3 cups walnut halves
¾ tsp ground cinnamon
½ cup sugar
4 large eggs, separated
2 tsp finely grated orange zest
1 tsp vanilla extract
Pinch of kosher salt
3/4 cup Goody Date Spread
For the Glaze:
60gm bittersweet chocolate, chopped
4 tbps unsalted butter, cut into small pieces
1 tsp honey
Chopped toasted walnuts, for topping
1.For the cake: Preheat the oven to 180 degrees C. Coat the bottom and sides of a 22cm-round cake pan with cooking spray and line with parchment paper.
2.In a food processor, put the walnuts, cinnamon and ¼ cup sugar; pulse until finely ground
3.In a small bowl, whisk the egg yolks, orange zest and vanilla
4.Beat the egg whites and salt in a large bowl with a mixer on medium-high speed until foamy. Beat in the remaining ¼ cup sugar, 1 tablespoon at a time, until soft peaks form, about 8 minutes. Fold in the yolk mixture and date spread, then fold in the ground walnut mixture.

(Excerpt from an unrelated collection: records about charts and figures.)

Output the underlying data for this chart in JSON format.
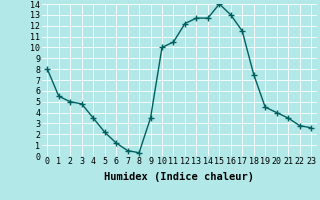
{
  "x": [
    0,
    1,
    2,
    3,
    4,
    5,
    6,
    7,
    8,
    9,
    10,
    11,
    12,
    13,
    14,
    15,
    16,
    17,
    18,
    19,
    20,
    21,
    22,
    23
  ],
  "y": [
    8,
    5.5,
    5,
    4.8,
    3.5,
    2.2,
    1.2,
    0.5,
    0.3,
    3.5,
    10,
    10.5,
    12.2,
    12.7,
    12.7,
    14,
    13,
    11.5,
    7.5,
    4.5,
    4,
    3.5,
    2.8,
    2.6
  ],
  "line_color": "#006060",
  "marker_color": "#006060",
  "bg_color": "#b2e8e8",
  "grid_color": "#ffffff",
  "xlabel": "Humidex (Indice chaleur)",
  "xlabel_fontsize": 7.5,
  "xlim": [
    -0.5,
    23.5
  ],
  "ylim": [
    0,
    14
  ],
  "yticks": [
    0,
    1,
    2,
    3,
    4,
    5,
    6,
    7,
    8,
    9,
    10,
    11,
    12,
    13,
    14
  ],
  "xticks": [
    0,
    1,
    2,
    3,
    4,
    5,
    6,
    7,
    8,
    9,
    10,
    11,
    12,
    13,
    14,
    15,
    16,
    17,
    18,
    19,
    20,
    21,
    22,
    23
  ],
  "tick_fontsize": 6,
  "marker_size": 2.5,
  "line_width": 1.0
}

5.Scrape the batter into the prepared pan. Bake for 25 minutes until the cake is golden and a toothpick comes out clean. Let cool in the pan on a rack, then run a knife along the sides and invert the cake onto a platter.
6.For the glaze: Put the chocolate, butter and honey in a microwave-safe bowl, cover with plastic wrap and microwave for 2 minutes until the butter melts. Whisk until smooth. Cool slightly, then pour over the cake. Top with walnuts.